Der Mensch will akzeptiert und bestätigt sein.
Spectrum

Jeder ist sein eigener Identitätsschneider

Identität ist genauso wie sein bürokratisches Gegenstück, der Personalausweis oder der Pass, historisch besehen sehr jung. Dass er sich fragen muss, wer er denn sei, ist das Schicksal des modernen Menschen – Entlastung und Last zugleich.

So viele Worte für das scheinbar Gleiche oder Ähnliche: ich, mich, Selbst, Individuum, oder eben Identität. Ich bin. Ich bin etwas. Ich bin wer. Ich bin ich. Dieses „Ich bin“ gibt es zwiefältig: tautologisch, also ganz abstrakt, und prädikativ, mit vielen Eigenschaften und Prädikaten: Es macht einen Unterschied, wer oder was ich bin. Einmaligkeit, innere Einheit, unveränderliche Gleichheit mit sich selbst sind dabei immer im Spiel.
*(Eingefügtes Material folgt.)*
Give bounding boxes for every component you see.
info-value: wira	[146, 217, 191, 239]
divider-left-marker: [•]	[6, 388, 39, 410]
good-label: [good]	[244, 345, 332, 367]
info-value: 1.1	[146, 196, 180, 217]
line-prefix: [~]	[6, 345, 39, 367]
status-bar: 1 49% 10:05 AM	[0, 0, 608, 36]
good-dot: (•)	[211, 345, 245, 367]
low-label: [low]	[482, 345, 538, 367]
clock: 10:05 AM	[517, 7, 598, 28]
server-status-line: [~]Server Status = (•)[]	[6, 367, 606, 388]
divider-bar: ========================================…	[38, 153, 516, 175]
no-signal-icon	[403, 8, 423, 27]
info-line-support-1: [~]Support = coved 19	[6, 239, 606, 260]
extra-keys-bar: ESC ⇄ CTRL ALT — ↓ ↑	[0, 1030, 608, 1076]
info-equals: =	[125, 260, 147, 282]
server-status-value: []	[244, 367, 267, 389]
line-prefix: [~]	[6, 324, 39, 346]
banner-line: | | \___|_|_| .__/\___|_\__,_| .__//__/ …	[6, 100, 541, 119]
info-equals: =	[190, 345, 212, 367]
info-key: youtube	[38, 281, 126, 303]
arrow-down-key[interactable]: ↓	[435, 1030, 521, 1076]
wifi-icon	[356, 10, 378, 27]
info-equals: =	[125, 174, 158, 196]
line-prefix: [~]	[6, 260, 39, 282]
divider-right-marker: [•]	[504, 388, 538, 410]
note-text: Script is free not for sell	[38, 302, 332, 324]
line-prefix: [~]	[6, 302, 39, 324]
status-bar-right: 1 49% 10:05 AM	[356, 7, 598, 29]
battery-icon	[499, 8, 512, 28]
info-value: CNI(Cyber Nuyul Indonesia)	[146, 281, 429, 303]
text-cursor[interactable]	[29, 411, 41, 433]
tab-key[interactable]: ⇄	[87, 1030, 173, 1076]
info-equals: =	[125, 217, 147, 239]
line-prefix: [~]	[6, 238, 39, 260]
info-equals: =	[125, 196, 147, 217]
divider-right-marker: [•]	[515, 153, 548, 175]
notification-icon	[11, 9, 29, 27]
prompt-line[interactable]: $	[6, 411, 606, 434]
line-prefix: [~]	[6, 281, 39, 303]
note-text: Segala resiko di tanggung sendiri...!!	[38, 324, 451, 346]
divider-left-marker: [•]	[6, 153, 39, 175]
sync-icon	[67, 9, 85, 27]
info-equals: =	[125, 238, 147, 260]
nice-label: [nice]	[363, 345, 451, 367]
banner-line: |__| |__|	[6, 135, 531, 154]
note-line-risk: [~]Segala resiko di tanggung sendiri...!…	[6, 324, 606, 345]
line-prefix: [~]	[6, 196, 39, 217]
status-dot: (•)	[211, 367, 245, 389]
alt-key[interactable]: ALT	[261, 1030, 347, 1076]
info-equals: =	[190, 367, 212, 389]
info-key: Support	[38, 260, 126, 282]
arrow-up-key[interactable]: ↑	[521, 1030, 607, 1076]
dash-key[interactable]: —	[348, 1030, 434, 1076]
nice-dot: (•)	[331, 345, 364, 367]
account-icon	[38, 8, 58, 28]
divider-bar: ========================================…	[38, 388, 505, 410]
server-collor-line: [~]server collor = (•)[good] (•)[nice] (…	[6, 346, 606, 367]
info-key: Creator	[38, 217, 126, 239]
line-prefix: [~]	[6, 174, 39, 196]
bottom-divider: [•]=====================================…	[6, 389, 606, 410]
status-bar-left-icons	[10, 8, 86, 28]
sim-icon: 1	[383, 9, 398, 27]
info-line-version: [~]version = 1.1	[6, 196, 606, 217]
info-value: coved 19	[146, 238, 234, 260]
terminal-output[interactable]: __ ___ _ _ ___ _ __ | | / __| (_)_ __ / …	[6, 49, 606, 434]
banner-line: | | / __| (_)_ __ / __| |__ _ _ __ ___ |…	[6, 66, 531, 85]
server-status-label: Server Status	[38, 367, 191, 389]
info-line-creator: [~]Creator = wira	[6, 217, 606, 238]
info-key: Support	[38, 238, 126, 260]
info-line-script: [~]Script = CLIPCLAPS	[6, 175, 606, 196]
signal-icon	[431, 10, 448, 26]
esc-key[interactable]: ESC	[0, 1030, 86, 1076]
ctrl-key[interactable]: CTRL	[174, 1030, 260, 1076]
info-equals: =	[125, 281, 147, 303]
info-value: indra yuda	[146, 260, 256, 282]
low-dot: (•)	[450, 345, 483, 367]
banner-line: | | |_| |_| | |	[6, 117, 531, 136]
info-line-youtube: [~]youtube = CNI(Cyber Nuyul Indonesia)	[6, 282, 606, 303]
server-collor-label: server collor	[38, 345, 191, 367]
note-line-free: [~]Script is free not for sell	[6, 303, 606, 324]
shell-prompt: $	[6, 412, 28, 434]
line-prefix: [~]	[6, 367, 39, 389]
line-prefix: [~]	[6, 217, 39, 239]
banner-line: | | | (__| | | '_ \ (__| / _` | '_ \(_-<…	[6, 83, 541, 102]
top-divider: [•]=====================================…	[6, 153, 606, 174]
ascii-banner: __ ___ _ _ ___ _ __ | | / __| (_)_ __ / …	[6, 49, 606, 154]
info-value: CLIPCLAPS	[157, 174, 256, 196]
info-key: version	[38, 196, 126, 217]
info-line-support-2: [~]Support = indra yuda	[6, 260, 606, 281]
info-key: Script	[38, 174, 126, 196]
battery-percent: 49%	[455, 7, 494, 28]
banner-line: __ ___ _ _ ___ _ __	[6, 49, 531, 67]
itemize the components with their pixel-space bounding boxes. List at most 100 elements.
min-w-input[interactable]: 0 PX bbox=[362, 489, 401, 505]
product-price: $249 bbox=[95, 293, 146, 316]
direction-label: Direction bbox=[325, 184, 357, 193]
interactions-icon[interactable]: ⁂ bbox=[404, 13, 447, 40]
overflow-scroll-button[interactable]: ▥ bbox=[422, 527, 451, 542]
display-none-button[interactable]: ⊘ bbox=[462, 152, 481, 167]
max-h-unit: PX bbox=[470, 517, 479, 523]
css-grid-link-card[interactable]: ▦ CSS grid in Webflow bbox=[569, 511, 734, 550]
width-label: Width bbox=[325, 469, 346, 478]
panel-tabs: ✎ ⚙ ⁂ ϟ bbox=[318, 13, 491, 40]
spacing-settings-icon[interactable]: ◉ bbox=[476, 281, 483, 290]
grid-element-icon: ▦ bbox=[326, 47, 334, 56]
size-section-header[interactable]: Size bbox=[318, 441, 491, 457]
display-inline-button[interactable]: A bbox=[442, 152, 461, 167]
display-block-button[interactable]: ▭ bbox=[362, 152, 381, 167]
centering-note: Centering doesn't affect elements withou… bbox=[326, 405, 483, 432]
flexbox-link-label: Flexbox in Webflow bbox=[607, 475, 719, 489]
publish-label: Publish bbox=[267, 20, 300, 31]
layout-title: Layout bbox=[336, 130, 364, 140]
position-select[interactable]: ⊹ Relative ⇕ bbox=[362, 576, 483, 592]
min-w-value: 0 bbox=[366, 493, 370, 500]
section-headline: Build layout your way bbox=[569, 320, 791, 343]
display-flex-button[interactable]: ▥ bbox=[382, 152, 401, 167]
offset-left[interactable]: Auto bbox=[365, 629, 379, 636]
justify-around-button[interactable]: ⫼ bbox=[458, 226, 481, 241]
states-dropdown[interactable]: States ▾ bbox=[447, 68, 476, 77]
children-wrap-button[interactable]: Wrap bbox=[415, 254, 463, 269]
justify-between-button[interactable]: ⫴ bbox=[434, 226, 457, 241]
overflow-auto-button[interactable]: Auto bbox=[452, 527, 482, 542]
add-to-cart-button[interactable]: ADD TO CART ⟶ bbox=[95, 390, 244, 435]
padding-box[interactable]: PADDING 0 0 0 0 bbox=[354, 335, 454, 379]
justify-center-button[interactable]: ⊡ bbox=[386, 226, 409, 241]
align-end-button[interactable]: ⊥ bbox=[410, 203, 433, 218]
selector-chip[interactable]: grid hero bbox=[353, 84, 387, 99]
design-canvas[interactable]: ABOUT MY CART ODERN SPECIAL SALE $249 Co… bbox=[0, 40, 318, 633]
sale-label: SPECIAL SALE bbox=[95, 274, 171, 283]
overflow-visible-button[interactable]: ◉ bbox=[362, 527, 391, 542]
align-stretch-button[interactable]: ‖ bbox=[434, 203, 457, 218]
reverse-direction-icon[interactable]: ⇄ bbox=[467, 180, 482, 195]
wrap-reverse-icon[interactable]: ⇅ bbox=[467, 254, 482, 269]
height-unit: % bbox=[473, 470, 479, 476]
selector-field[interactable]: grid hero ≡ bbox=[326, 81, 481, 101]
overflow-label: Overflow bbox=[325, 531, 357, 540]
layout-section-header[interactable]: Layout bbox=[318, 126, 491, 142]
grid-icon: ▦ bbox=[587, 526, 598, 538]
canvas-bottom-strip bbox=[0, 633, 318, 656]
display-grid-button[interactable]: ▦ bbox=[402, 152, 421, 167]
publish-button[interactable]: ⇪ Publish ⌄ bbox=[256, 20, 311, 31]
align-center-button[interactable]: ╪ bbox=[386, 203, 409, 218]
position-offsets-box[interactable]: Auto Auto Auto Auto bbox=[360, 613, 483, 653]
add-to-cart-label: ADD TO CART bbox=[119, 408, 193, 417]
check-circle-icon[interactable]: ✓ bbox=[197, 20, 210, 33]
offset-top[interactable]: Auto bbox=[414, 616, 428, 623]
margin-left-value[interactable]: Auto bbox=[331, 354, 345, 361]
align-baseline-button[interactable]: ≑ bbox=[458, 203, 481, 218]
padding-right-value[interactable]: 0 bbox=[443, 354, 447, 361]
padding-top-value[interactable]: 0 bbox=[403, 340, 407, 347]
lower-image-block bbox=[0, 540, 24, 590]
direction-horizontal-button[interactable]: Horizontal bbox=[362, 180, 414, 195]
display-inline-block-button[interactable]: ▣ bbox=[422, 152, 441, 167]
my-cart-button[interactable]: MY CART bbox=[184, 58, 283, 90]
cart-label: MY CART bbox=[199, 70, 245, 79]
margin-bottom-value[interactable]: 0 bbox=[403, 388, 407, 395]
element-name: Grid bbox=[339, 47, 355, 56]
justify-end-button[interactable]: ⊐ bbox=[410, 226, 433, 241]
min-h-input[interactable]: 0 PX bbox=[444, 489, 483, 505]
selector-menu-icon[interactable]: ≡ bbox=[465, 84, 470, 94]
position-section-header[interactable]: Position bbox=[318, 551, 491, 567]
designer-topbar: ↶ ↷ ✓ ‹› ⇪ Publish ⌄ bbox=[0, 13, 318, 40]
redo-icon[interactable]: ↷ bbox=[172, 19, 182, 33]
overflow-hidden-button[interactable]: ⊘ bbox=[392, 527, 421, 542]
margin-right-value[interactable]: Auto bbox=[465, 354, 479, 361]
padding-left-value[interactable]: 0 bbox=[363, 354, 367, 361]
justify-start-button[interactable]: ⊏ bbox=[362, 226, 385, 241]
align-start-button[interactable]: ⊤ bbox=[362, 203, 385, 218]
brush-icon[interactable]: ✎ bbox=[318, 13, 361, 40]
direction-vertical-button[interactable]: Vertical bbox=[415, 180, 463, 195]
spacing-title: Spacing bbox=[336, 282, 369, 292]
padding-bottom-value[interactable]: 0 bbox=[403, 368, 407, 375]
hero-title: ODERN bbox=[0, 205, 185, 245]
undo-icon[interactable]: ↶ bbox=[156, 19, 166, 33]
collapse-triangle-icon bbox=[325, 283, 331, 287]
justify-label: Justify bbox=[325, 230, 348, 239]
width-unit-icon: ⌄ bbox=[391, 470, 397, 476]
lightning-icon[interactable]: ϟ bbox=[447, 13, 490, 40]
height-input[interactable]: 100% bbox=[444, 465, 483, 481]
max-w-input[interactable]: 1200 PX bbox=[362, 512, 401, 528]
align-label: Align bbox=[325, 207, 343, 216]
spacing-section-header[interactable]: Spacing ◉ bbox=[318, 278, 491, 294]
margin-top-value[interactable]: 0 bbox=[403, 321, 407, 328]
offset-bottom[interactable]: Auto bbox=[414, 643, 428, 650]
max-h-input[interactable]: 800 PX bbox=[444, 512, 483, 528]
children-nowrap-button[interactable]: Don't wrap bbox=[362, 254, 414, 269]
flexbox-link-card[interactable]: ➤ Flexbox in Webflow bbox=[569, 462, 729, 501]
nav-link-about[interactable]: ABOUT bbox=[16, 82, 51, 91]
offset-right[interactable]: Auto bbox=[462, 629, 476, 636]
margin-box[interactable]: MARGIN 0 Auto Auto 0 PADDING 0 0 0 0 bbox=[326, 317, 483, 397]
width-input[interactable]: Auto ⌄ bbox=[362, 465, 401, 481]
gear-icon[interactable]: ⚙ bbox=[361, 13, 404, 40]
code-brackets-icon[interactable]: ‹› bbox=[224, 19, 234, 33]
Ich bin etwas: männlich, weiblich; heterosexuell oder homosexuell; schwarz, weiß; Abteilungsleiterin oder Hilfsarbeiter; christlich, muslimisch, agnostisch; links oder rechts; jung, alt. Ich kann sportlich oder kunstinteressiert sein und die verschiedensten Formen von Ideologien oder Imagologien vertreten. Ich schreibe mir verschiedene Charaktereigenschaften zu bzw. sie werden mir auch auf den Leib geschnitten. Ganz schön viel auf einmal: Wenn ich meine Identitäten aufzuzählen beginne, vergehen mir Hören und Sehen, und ich weiß bei all den Prädikaten nicht mehr, wer ich bin. Ein umfängliches symbolisches Inventar zur Generierung meiner Identität steht mir zur Verfügung. Es gehört zum Schicksal des modernen Menschen, dass er nicht nur einer sichtbaren stofflich-materiellen, sondern auch einer symbolischen Hülle bedarf. Identität ist ein Symptom, Schicksal des modernen Menschen, der nicht mehr in eine als objektiv wahrgenommene Welt hineingeboren wird, sondern sein eigener Identitätsschneider ist. Entlastung und Last zugleich.